Tibetan monk's burning marks 100th immolation bid
KATHMANDU: A Tibetan exile turned himself into a ball of fire in front of a Buddhist monument on Wednesday, the 100th self-immolation attempt since 2009 in a wave of protests against Chinese rule.
Witnesses told AFP the man in his early 20s doused himself with petrol in a restaurant washroom in the Nepalese capital, ran outside and set himself alight next to Kathmandu's Boudhanath Stupa, one of the world's holiest Buddhist shrines.
"After setting himself on fire at the foot of the stupa, he started running he cried out something but I couldn't understand the language," said a waiter at the restaurant.
"Police arrived within minutes after people started to shout for help," the waiter, Phursang Tamang, told AFP.
The bespectacled man was engulfed by flames before police were able to extinguish the fire and take him to hospital where he was listed in critical condition.
The Tibetan government-in-exile, based in the Indian town of Dharamshala in the foothills of the Himalayas, had previously put the number ofburnings since 2009 at 99, with 83 of them fatal.
The office of the Dalai Lama, the exiled Tibetan spiritual leader, had identified the man as a monk. Police in Kathmandu could not confirm that he was a monk, and he was clad in a jacket and red cap rather than in a monk's robes.
The gruesome burnings, most of which have occurred in Tibetan-inhabited areas of China, are seen as a sign of desperation in the community over perceived religious persecution in Chinese-ruled Tibet.
Speaking to AFP ahead of the milestone of 100 cases, Tibetan exile prime minister Lobsang Sangay had blamed Chinese authorities and called for the international community to take note.
"Because there is no freedom of speech or outlet for any form of protest, unfortunately Tibetans have chosen self-immolations," he said in an interview in Dharamshala.
"To the international community I say 'stand up for Tibetans'. The Chinese government has completely militarised the Tibetan area," he added.
Beijing accuses the Dalai Lama of encouraging the immolations and says huge investment has brought modernisation and a better standard of living to Tibet.
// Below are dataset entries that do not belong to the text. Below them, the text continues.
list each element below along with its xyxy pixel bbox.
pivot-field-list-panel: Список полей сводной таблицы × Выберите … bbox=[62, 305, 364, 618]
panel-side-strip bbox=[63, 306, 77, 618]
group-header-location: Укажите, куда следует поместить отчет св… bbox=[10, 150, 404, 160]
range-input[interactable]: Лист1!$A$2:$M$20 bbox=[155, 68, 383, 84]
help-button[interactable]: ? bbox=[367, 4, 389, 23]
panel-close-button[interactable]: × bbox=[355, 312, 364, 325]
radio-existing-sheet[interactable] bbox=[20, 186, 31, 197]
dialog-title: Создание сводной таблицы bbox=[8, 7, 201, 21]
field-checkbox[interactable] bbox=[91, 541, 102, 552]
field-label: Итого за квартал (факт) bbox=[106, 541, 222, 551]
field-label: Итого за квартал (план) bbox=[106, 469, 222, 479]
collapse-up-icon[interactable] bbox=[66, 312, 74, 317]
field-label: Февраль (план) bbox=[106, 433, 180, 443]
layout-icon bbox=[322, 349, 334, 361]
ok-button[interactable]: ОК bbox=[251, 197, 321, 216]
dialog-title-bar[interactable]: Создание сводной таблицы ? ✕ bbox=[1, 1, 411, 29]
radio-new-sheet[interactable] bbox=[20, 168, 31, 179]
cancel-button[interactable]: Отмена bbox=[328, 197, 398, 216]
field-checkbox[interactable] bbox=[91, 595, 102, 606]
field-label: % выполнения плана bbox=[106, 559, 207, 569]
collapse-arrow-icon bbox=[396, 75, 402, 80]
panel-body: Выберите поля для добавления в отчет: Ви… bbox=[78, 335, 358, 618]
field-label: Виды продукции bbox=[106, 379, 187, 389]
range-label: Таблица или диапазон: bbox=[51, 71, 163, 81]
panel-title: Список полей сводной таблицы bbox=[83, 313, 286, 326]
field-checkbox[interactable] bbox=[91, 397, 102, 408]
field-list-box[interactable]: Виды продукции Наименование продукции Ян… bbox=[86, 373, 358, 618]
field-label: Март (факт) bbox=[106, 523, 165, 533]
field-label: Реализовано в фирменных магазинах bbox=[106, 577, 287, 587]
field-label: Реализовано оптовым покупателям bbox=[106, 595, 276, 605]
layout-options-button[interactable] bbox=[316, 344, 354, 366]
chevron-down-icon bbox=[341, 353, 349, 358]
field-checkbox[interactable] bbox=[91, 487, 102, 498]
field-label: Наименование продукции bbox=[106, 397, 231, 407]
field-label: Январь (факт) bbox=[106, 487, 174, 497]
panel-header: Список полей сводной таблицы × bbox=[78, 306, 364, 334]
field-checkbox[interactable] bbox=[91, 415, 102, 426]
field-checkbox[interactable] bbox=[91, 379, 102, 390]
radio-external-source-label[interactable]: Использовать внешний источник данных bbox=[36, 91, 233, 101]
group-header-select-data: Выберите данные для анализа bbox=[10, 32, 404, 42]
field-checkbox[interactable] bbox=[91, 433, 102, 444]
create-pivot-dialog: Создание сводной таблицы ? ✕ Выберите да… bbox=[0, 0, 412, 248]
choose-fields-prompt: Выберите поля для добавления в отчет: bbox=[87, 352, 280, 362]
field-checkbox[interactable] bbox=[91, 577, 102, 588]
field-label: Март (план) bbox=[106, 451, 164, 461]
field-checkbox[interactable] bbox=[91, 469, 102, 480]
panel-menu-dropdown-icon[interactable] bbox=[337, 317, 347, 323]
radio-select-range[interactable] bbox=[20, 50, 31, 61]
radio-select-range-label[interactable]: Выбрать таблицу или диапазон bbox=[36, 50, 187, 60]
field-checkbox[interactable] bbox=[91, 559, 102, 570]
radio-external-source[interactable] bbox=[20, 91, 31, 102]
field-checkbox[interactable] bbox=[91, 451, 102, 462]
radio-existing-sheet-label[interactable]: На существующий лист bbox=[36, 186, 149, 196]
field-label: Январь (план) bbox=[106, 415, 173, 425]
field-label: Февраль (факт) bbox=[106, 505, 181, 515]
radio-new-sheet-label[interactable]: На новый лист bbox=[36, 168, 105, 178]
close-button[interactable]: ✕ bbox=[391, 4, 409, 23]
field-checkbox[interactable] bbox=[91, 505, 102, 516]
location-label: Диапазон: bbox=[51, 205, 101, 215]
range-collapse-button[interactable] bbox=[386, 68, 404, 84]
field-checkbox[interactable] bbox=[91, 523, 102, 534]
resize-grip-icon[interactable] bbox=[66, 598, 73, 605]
The Dalai Lama fled Tibet in 1959 after a failed uprising and has since based himself in Dharamshala where Tibetans have previously marked new burnings with candlelit vigils and prayers for the victim.
The Dalai Lama's representative Tempa Tsering called the self-immolation "very unfortunate" and repeated appeals from the spiritual leader for Tibetans to end the protests.
"We feel very said that this has happened. The Tibetan leadership has been urging people to refrain from such drastic steps for long," Tsering said.
Suicide contradicts Buddhist teachings that all life is sacred, and Tibetan leaders have struggled to balance anger over Chinese rule with calls for protesters not to use such desperate measures.
The first self-immolation occurred in 2009 in the Kirti monastery in China's Sichuan province, with a pause until 2011 when they spread across the Tibetan plateau.
Nepal, home to around 20,000 Tibetans, is under intense pressure from Beijing over the exiles. It has repeatedly said it will not tolerate what it calls "anti-China activities".
"It's a sacrifice for the Tibetan people's struggle for freedom," a Tibetan community activist in Nepal said of Wednesday's protest, asking not to be named because of fears over possible reprisals.
"People are no longer afraid to go to this extent because (oppression) has crossed the limit."
The man who set himself on fire on Wednesday was expected to struggle to survive.
"His entire body was caught in the flames. At the hospital he tried to speak but couldn't," a police spokesman told AFP.